The five judge bench led by The Deputy chief Justice Philomena Mwilu also held that a party in divorce must prove his/her contribution towards the acquistion of the matrimonial property in question. to enable the court determine the percentage of wealth on eis entitled to. They further said that this will be a case by case determination.

“While Article 45(3) of the Constitution deals with equality of the fundamental rights of spouses during dissolution of a marriage, such equality does not mean the re-distribution of proprietary rights or an assumption that spouses are automatically entitled to a 50% share by the fact of being married,” The Supreme Court Judges said.

“What amounts to a fair and equitable legal formula for the reallocation of matrimonial property rights at dissolution of a marriage and whether the same can be achieved by a fixed means of apportionment at a 50:50 ratio should be done in light of the circumstances of each individual case,” The judges added.

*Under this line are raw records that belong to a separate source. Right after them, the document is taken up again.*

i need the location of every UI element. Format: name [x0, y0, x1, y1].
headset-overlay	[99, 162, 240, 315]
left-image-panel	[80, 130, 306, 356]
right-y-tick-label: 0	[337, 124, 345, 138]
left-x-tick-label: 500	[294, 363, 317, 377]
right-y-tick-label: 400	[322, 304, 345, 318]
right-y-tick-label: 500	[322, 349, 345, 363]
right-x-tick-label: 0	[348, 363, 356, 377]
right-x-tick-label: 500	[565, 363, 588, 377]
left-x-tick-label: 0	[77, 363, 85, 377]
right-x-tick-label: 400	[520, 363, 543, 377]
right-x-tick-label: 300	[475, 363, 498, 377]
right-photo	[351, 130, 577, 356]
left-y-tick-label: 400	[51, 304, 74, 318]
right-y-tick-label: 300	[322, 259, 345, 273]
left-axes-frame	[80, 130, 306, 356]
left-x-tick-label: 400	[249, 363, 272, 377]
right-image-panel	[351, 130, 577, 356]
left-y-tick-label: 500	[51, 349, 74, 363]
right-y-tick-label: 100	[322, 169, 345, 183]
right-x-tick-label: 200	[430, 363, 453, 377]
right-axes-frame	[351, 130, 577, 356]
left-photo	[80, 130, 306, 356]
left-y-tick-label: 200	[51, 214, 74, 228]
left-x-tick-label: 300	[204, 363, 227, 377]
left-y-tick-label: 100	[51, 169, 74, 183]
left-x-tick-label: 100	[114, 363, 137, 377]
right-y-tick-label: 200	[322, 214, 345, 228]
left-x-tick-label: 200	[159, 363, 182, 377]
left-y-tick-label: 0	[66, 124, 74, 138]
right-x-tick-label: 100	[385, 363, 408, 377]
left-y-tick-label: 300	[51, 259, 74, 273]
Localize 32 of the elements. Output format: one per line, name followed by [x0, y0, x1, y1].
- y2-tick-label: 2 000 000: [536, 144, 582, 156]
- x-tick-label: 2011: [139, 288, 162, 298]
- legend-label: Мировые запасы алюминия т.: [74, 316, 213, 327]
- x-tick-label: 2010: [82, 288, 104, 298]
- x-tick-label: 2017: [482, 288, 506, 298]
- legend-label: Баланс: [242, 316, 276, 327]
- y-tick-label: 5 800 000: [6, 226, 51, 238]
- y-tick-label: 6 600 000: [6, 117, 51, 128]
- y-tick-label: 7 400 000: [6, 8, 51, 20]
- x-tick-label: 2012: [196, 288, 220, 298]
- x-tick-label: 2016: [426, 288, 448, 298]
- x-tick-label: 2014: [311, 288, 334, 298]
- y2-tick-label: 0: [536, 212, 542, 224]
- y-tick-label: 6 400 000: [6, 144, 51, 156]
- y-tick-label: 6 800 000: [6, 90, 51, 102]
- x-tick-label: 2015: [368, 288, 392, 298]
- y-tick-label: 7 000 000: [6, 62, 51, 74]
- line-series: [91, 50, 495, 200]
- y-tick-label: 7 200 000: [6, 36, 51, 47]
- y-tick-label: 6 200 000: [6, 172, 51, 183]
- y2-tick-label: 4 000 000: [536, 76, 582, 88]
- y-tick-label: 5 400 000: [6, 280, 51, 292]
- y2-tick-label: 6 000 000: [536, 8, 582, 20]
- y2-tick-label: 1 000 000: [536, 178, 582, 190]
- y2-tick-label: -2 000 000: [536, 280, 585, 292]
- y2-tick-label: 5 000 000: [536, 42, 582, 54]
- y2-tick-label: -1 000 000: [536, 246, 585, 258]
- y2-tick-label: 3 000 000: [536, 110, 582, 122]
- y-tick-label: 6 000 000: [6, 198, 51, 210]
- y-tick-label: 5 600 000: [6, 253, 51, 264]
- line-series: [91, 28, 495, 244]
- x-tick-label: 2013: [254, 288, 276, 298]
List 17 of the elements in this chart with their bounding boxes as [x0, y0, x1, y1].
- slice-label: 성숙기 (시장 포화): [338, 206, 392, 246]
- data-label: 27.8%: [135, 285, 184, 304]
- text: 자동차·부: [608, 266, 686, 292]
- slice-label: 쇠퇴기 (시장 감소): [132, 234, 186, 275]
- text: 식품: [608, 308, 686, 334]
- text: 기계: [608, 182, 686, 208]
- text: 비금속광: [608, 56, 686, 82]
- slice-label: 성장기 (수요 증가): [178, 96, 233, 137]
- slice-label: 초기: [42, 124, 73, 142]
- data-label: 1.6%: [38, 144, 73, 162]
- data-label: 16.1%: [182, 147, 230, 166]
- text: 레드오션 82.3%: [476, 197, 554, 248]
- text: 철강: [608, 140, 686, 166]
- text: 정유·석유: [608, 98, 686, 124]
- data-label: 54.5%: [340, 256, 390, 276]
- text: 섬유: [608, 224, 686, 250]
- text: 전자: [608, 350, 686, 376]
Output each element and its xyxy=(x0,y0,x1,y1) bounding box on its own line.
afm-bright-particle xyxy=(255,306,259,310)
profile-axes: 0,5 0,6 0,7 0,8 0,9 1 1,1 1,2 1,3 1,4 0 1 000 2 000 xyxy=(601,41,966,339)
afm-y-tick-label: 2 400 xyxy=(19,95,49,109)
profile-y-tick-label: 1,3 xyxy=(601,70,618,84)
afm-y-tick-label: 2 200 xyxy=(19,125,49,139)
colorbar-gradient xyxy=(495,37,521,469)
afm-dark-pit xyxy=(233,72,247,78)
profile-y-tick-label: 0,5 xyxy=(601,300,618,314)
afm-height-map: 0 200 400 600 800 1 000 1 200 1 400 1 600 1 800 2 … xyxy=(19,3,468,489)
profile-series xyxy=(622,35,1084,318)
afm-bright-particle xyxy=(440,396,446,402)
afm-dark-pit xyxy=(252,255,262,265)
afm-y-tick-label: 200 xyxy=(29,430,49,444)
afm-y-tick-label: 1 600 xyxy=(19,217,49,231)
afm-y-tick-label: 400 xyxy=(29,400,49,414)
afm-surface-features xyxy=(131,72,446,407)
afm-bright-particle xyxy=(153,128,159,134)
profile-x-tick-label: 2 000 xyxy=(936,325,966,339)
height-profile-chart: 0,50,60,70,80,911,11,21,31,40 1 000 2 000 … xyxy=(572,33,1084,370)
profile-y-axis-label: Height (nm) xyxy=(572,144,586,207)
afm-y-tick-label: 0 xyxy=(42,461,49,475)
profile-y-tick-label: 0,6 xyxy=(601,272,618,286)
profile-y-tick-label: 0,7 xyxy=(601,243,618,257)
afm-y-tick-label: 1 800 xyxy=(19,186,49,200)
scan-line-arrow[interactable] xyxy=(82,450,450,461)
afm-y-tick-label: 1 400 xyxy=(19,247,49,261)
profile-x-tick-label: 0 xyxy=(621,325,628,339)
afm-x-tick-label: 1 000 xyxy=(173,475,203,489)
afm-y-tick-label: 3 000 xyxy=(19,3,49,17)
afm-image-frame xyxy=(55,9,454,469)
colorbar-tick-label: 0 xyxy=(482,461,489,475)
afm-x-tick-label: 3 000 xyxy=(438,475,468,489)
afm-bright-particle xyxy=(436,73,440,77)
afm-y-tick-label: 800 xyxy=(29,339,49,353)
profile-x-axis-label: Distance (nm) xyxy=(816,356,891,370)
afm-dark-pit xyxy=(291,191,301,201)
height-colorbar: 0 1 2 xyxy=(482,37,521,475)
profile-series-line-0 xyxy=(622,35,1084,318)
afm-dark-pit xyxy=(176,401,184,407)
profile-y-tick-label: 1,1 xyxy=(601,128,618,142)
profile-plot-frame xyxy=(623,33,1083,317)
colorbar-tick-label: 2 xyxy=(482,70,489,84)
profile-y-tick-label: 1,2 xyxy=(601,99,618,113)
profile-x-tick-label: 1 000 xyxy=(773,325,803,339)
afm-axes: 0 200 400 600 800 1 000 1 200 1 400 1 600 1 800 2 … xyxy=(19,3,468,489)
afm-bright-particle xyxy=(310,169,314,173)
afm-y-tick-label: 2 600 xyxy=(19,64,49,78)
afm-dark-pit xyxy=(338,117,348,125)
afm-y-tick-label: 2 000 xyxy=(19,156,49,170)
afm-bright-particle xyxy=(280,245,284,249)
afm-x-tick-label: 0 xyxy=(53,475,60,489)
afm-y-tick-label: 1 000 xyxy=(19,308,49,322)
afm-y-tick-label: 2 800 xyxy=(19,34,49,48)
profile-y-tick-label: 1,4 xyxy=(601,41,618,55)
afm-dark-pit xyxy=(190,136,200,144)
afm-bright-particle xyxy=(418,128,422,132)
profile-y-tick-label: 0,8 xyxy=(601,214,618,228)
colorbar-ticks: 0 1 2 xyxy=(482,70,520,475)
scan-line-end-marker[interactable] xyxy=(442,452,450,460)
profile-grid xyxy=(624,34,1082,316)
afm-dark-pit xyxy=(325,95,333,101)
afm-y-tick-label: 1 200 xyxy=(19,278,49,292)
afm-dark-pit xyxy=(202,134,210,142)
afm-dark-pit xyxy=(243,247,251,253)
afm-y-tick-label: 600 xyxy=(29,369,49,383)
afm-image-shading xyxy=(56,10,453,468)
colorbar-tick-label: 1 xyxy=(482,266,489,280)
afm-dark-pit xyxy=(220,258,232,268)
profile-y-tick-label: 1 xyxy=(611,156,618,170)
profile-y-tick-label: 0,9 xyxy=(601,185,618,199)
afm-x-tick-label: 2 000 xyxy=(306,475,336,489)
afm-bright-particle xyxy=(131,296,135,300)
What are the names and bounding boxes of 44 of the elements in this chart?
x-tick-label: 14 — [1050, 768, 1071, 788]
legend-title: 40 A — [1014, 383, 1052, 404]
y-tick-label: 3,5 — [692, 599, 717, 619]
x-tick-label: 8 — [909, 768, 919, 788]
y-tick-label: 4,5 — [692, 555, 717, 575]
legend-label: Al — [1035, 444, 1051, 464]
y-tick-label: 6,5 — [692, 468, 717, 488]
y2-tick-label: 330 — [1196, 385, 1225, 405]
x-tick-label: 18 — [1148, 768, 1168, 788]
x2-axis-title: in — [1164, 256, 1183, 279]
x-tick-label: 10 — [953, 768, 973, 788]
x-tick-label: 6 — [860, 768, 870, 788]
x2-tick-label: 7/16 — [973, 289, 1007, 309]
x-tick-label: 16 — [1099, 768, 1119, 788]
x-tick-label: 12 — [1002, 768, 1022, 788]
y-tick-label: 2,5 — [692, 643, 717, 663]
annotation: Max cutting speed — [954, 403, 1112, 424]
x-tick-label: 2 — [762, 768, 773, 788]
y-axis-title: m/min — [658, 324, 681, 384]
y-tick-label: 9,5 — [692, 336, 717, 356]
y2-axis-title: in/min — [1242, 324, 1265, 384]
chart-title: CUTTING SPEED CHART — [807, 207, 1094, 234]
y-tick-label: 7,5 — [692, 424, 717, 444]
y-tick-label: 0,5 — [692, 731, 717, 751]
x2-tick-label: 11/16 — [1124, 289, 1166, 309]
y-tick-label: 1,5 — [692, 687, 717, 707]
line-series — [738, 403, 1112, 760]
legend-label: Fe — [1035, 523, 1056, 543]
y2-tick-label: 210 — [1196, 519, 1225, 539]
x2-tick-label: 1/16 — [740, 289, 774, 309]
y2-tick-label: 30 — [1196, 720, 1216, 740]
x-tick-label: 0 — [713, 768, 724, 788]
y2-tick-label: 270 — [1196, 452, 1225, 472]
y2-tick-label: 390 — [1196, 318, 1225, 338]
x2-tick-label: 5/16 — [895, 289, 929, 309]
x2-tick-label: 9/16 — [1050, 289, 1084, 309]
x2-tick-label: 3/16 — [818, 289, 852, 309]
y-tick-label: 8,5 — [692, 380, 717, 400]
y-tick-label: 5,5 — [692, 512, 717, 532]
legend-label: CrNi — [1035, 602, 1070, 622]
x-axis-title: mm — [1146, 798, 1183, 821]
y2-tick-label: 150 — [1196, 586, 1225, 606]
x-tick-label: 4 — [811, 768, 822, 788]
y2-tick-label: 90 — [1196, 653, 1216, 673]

The judgement was as a result of a 13-old fight between Mr Joseph Ombogi Ogentoto and his ex-wife Martha Bosibori. The couple got married in 1990 and divorced in 2008. Mr Ogentoto moved to the Supreme Court after the Court of Appeal ordered that the house in which he had lived with his ex-wife of 18 years and the rental units be shared equally between them at the ratio of 50:50.

“Again, and further to this, both spouses may also work and earn income, which inevitably, in most instances, always ends up being spent on the family unit. It may be the whole income, or a substantial part of it, but ultimately, a percentage of it goes into the family. This is the essence of Section 14 of the Matrimonial Property Act, 2013,” The Judges alluded further.

The five judge bench was consitituted by The deputy chief justice Philomena Mwilu, Justices Mohammed Ibrahim, Smokin Wanjala, Njoki Ndung’u and Isaac Lenaola.